Selasa, 02 Maret 2021

Peta Kuala Mandah

BUALBUAL.com - Sago from Manda, tiga kata dalam bahasa Inggris yang diambil dari surat khabar Singapore Chronicle and Commercial Register yang terbit di Singapura. Tulisan Sago from Manda atau Sagu dari Mandah yang tertera pada surat kabar yang terbit mingguan ini memberikan informasi tentang kedatangan perahu dagang (native craft) dari negeri  Mandah yang membawa sagu mentah (raw sago) ke Bandar Singapura.  Kedatangan sagu dari Mandah dan daerah lainnya menjadi catatan barang impor yang penting untuk pasokan bahan baku bagi industri pangan di Singapura.  Sagu mentah tersebut akan diolah kembali menjadi tepung sagu murni (kering) atau aneka produk makanan berbahan baku tepung sagu. Hasil olahan tersebut diekspor kembali ke mancanegara bahkan balik kembali ke Mandah dengan kemasan sebagai produk “Made in Singapore”. 
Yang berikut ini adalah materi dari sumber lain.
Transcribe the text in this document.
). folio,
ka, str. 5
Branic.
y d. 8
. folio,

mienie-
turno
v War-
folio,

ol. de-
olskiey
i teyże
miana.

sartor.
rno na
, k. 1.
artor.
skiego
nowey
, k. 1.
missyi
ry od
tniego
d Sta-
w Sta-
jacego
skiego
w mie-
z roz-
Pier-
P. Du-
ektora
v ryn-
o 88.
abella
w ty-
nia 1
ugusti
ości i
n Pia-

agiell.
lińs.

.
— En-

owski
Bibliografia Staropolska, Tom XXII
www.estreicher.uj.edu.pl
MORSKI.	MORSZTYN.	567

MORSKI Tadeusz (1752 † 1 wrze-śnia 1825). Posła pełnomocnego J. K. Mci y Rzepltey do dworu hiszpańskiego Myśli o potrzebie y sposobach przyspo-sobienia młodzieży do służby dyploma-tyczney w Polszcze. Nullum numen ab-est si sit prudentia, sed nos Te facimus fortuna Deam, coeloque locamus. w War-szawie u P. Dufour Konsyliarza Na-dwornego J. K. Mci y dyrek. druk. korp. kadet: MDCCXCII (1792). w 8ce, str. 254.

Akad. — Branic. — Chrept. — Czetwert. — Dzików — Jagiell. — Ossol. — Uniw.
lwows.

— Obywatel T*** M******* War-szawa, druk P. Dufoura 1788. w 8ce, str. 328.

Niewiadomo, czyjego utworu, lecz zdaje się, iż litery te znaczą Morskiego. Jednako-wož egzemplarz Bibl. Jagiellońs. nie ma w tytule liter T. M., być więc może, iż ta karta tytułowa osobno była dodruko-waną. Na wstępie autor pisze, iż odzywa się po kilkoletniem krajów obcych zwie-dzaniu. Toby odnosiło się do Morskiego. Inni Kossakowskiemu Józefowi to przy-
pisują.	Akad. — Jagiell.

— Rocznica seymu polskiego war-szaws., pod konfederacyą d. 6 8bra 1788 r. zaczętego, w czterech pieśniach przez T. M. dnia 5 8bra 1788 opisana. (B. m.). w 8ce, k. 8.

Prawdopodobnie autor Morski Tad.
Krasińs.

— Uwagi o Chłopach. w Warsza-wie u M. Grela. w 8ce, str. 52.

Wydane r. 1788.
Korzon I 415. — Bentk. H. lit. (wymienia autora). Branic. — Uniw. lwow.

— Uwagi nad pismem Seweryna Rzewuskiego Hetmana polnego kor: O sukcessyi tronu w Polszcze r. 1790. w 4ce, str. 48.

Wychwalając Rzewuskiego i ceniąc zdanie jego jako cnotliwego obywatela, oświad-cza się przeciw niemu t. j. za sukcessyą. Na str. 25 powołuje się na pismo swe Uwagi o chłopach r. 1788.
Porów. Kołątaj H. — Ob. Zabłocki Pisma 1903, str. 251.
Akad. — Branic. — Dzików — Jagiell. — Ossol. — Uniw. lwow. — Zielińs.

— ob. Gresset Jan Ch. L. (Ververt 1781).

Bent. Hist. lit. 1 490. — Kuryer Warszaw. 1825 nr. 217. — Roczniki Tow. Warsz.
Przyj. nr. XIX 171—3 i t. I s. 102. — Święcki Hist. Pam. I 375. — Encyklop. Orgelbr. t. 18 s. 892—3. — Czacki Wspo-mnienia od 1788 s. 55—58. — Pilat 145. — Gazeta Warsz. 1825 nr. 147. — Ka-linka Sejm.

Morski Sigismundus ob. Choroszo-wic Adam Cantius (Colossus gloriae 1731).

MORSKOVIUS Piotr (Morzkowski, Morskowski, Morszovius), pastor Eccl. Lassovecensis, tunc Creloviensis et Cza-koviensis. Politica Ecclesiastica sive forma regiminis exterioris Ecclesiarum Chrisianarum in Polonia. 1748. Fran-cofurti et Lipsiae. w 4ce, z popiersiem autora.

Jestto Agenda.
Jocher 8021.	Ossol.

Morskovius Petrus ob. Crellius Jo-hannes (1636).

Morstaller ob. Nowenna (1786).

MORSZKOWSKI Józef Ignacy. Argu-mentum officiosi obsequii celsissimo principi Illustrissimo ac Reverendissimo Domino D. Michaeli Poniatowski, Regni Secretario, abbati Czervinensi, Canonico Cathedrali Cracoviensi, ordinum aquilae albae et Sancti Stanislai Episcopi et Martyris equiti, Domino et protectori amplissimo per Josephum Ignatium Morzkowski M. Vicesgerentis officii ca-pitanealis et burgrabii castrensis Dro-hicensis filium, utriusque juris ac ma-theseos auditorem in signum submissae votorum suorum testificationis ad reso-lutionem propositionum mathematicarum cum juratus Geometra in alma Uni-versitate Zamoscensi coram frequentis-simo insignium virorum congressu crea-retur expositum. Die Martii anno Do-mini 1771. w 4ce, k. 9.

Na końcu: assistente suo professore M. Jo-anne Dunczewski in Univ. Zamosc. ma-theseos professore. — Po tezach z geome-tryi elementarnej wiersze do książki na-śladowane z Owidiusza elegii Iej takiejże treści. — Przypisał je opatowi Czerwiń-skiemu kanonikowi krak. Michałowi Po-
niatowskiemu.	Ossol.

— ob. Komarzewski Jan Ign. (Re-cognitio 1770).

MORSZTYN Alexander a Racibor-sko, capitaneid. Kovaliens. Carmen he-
Surat khabar Singapore Chronicle and Commercial Register telah pula memuat artikel panjang yang diterbitkan bersambung berjudul SAGO. Artikel pertama yang terbit pada  tanggal 15 Februari 1827 mengisahkan negeri-negeri penghasil sagu di pantai Timur Sumatra dan Kepulauan Riau Lingga. Daerah Sungai Mandah, Kateman, Igal, Pelanduk dan Anak Serka dinyatakan sebagai daerah penghasil sagu yang memiliki kualitas yang bagus dan sangat dekat jaraknya dengan Singapura. Bandar Singapura sangat memerlukan sagu dari Mandah bagi kebutuhan industri pengolahan sagunya yang pada awal abad ke-19 telah berkembang dengan pesat. Permintaan sagu yang tinggi dengan harga pembelian yang bagus berangsur-angsur mengalahkan bandar Malaka sebagai pusat perniagaan sagu di kawasan ini.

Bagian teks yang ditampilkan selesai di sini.